Hi,
I have a set of 1000 text files with names in_s1.txt
, in_s2.txt
and so. Each file contains millions of rows and each row has 7 columns like:
ccc245 1 4 5 5 3 -12.3
For me the most important is the values from the first and seventh columns; the pairs ccc245 , -12.3
What I need to do is to find between all the in_sXXXX.txt
files, the 10 cases with the lowest values of the seventh column value, and I also need to get where each value is located, in which file. I need something like:
FILE 1st_col 7th_col
in_s540.txt ccc3456 -9000.5
in_s520.txt ccc488 -723.4
in_s12.txt ccc34 -123.5
in_s344.txt ccc56 -45.6
I was thinking about using python and bash for this purpose but at the moment I did not find a practical approach.

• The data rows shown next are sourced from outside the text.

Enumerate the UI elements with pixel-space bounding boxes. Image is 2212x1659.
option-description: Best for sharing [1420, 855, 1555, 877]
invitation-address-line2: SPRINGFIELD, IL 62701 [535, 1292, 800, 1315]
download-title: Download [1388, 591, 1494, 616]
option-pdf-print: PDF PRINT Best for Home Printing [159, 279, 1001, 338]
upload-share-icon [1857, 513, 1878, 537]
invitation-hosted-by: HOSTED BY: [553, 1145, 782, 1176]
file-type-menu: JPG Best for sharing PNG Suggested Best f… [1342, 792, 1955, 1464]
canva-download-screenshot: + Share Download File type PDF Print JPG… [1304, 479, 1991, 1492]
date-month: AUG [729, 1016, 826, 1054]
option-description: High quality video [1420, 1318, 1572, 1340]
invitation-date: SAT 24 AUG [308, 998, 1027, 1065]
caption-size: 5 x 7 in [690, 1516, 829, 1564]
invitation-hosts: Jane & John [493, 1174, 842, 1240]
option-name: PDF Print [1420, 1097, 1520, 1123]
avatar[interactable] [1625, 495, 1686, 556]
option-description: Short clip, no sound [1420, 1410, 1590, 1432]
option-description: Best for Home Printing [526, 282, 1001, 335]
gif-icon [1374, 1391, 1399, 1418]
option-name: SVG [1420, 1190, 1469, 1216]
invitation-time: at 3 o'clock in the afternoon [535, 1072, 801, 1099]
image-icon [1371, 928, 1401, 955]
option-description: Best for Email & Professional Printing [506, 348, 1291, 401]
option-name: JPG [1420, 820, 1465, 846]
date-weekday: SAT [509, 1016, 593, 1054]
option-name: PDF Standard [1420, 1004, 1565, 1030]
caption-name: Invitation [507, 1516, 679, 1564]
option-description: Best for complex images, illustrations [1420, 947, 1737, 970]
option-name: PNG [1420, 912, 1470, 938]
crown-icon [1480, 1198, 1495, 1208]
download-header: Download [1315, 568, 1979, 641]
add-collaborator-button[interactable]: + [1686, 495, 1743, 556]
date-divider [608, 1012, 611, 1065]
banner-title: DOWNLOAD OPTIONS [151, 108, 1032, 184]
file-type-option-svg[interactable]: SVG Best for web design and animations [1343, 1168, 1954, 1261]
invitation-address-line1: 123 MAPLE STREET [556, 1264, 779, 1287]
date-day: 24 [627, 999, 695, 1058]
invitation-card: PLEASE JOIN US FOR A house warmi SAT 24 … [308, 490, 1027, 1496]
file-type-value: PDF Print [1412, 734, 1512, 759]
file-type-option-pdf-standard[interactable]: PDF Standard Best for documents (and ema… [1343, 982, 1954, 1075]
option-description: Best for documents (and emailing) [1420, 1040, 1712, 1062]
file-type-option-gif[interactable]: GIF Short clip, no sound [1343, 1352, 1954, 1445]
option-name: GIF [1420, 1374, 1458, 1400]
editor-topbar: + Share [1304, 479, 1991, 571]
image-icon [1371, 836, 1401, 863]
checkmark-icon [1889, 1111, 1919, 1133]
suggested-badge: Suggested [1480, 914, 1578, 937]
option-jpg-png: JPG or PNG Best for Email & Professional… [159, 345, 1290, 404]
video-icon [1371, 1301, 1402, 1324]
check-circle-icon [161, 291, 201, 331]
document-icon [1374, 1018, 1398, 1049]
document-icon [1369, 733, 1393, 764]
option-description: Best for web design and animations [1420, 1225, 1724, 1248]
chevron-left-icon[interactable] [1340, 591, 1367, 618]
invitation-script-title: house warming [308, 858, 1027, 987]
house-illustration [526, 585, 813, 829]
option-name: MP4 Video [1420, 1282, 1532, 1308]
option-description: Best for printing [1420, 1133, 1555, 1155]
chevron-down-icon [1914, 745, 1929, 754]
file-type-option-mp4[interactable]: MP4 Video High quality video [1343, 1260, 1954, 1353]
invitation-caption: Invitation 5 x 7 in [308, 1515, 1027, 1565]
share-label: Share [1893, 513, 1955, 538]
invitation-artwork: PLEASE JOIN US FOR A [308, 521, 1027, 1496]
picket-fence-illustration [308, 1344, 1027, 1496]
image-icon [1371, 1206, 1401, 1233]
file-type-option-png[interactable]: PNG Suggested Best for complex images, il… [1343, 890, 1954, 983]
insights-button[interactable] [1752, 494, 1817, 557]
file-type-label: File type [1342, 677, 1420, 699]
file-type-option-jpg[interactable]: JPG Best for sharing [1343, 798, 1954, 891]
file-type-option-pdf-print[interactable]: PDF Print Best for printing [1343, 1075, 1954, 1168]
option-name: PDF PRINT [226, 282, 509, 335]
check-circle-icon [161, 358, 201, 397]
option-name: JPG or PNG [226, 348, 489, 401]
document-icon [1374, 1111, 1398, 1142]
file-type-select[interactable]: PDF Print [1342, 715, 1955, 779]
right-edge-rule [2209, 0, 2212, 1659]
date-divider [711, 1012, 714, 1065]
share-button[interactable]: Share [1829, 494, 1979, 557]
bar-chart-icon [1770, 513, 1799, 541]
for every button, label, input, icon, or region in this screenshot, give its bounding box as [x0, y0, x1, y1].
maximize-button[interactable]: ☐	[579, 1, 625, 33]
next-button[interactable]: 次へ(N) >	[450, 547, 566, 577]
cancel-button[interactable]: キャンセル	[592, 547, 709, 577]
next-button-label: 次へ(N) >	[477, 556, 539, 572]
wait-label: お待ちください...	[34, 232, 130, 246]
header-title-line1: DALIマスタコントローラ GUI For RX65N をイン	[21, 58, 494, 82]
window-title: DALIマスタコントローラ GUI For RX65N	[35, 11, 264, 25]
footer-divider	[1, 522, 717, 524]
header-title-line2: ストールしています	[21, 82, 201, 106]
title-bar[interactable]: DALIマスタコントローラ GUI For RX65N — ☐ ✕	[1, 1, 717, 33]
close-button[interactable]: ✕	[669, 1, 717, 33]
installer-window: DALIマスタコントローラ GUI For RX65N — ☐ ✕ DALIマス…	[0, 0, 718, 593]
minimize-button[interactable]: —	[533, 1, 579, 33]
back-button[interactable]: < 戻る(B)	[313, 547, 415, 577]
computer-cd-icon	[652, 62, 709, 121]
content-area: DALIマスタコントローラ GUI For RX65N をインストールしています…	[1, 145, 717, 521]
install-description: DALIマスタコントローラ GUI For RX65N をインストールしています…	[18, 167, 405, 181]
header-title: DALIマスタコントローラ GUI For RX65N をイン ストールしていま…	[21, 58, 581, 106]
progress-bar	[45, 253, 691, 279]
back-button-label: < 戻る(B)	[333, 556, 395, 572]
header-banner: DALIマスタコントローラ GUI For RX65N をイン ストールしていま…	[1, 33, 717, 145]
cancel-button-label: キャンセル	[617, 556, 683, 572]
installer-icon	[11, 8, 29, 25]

All what I know to do is:
- concatenate all
in_
files inIN.TXT
- search the lowest values there using:
for i in IN.TXT ; do sort -k6n $i | head -n 10; done
- given the 1st_col and 7th_col values of the top ten list, use them to filter the in_s files, using
grep -n VALUE in_s*
, so I get for each value the name of the file
It works but it is a bit tedious. I wonder about a faster approach only using bash or python or both. Or another better language for this.
Thanks